Pelé impressionou o treinador do Peixe, Luís Alonso Pérez (Lula), no Estádio Urbano Caldeira e assinou um contrato profissional com o clube em junho de 1956. Ele foi muito divulgado na mídia local como uma futura estrela. Pelé fez a sua estreia em 7 de setembro de 1956, com quinze anos, contra o Corinthians de Santo André, e teve um bom desempenho em uma vitória de 7 a 1, marcando o primeiro gol de sua carreira profissional durante a partida.
Racismo na carreira
Pelé sentiu o racismo em vários momentos da carreira. Assim que chegou ao Santos, Pelé passou a ser chamado de “Gasolina” pelos outros jogadores do time. O apelido se referia à cor da substância que dá origem a esse combustível, o petróleo, negro como a pele do recém-chegado. E ficou vivo tempo suficiente para Edson pensar que seria assim que ele ficaria conhecido no mundo do futebol.
A imprensa paulista preferiu chamá-lo de Pelé, apelido que veio na infância em Bauru. Mas na Copa de 1958, seus companheiros começaram a chamá-lo de outra coisa: Alemão. Era uma ironia que marcava a clara oposição entre o seu tipo físico – e a cor de sua pele – e o dos atletas europeus.
O “Alemão” foi abandonado ainda na Suécia, mas Pelé continuaria a ser chamado, ao longo da carreira, por outras palavras que remetiam à cor de sua pele, como se essa característica física fosse definidora de sua personalidade. “Crioulo” é o termo que mais aparece nos jornais dos anos 60 em referência a ele. Em geral, a palavra foi usada de maneira intencionalmente afetuosa, embora seu uso exponha um discurso racista que define socialmente uma pessoa negra a partir da cor de sua pele.
No Senegal, durante uma excursão do Santos certa vez, a recepcionista branca do hotel onde o time brasileiro se hospedou chamou de “selvagens” os torcedores negros que tentavam se aproximar dos santistas. Ela foi advertida por um policial e encaminhada à delegacia na hora.
Senti que aquilo representava uma esperança para os africanos, como o negro que conseguiria fazer sucesso no mundo”, escreveu Pelé em sua autobiografia publicada em 2006.

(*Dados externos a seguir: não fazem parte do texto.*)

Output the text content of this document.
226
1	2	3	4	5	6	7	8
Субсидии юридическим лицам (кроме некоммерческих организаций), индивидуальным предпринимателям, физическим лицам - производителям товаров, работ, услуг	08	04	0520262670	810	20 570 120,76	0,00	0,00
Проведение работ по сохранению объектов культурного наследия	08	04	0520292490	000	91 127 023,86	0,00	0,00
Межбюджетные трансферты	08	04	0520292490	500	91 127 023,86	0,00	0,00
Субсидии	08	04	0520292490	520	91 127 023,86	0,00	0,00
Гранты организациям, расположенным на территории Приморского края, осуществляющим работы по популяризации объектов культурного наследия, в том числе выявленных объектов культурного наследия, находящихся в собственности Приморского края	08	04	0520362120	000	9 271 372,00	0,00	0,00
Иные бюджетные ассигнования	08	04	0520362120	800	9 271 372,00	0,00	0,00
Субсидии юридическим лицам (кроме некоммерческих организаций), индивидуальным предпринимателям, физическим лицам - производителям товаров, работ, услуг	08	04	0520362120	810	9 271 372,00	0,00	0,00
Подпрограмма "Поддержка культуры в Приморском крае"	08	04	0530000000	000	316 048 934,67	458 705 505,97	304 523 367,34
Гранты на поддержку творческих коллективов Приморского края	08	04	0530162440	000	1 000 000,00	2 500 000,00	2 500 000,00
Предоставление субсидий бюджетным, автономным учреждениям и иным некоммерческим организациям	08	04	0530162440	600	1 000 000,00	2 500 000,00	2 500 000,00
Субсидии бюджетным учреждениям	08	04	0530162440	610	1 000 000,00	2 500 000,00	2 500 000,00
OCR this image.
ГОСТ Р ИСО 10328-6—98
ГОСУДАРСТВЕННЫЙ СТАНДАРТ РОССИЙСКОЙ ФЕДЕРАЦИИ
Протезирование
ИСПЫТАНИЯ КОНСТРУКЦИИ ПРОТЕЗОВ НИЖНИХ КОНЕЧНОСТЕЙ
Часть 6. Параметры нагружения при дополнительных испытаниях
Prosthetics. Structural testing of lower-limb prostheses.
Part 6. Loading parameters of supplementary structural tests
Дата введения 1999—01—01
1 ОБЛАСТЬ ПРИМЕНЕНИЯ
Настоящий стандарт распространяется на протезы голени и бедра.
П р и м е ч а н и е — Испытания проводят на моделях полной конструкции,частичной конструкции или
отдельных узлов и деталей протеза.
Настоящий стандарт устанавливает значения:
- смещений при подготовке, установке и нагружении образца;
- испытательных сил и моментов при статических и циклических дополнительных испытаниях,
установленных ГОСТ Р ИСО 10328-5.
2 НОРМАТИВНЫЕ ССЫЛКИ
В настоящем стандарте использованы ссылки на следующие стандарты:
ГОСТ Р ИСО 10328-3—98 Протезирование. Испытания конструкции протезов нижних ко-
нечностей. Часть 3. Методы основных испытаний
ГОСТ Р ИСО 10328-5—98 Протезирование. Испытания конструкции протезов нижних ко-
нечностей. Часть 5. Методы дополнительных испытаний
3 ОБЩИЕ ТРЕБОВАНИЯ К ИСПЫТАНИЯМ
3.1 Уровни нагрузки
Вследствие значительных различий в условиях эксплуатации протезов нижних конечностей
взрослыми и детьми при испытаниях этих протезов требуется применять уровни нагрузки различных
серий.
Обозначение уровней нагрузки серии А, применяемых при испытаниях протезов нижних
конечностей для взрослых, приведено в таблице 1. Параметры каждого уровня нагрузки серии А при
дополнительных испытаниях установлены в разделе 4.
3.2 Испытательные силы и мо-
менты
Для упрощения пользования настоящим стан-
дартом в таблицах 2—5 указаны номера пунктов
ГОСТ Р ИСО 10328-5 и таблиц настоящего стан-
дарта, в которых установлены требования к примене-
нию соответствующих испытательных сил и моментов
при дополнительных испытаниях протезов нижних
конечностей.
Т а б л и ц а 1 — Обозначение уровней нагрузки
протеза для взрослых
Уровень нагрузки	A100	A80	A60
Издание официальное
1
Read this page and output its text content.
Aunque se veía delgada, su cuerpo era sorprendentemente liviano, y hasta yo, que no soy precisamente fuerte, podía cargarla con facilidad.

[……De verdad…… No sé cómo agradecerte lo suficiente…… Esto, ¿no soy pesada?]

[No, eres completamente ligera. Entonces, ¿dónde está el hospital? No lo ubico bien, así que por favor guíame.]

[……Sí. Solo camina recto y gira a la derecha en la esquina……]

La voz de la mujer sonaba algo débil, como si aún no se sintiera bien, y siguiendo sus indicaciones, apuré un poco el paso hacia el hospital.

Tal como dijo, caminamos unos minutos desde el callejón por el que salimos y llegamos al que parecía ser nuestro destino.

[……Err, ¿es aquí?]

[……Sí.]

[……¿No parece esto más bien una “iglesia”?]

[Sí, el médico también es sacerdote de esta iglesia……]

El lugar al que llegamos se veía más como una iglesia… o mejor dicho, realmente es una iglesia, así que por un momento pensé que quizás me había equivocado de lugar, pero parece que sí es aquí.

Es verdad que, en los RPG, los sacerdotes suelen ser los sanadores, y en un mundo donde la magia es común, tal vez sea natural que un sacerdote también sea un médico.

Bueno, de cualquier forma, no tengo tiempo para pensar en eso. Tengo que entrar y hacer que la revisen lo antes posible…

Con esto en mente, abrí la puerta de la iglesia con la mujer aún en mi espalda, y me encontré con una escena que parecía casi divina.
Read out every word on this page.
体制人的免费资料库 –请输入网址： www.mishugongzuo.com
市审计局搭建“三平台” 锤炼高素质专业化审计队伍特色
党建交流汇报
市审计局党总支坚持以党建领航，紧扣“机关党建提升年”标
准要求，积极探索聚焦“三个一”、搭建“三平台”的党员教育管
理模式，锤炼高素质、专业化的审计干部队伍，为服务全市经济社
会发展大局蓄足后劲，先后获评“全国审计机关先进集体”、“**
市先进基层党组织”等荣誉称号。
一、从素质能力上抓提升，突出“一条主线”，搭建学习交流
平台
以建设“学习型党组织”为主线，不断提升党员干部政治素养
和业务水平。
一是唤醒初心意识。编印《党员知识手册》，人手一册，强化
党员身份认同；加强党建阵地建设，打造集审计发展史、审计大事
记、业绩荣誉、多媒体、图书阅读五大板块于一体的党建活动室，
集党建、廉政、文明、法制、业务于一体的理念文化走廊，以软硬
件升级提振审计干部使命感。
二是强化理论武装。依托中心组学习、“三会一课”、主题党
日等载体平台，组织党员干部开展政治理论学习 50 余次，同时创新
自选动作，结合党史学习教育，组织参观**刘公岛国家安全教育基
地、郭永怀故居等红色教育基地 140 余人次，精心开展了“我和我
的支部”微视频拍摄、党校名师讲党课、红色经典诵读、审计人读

O autor de mais de 1.200 gols acredita que a situação é melhor atualmente em função da atuação da imprensa, entre outros fatores.
No meu caso, quando terminava o jogo, todos vinham me abraçar e pedir desculpas. Atualmente, acho que é bem diferente. Há mais respeito e a imprensa está mais presente”.
Quando a Seleção Brasileira conquistou seu primeiro título mundial, Pelé foi o personagem principal de uma reportagem da revista Cruzeiro, na qual ele é comparado à figura folclórica do Saci-Pererê. Na mesma revista, um texto que descreve a passagem dos jogadores brasileiros pela Suécia sugere que uma criança loira se assombraria com a presença negra de Pelé e exclamaria ao ouvi-lo dizer alguma coisa: “Mamãe, mamãe, ele fala!”.
Pelé, assim, é comparado a um animal, cuja capacidade de falar seria uma surpresa.
Toda a descrição desses momentos está na biografia ‘Pelé: estrela negra em campos verdes’, de Angélica Basthi, um livro que aborda a relação do jogador com a questão racial.
Mesmo já considerado o maior jogador do século e inspiração para milhões de negros no mundo todo, Pelé nunca se engajou na luta antirracista e chegou a ser cobrado por isso ao longo da carreira.
Certa vez, ao comentar o enfrentamento do goleiro Aranha ao racismo sofrido durante um jogo, Pelé disse que o ex-santista se precipitou. Segundo o Rei, se ele tivesse parado todo jogo em que algum torcedor o chamasse de “macaco” ou “crioulo”, teriam que ser interrompidos todos os jogos de que ele participou.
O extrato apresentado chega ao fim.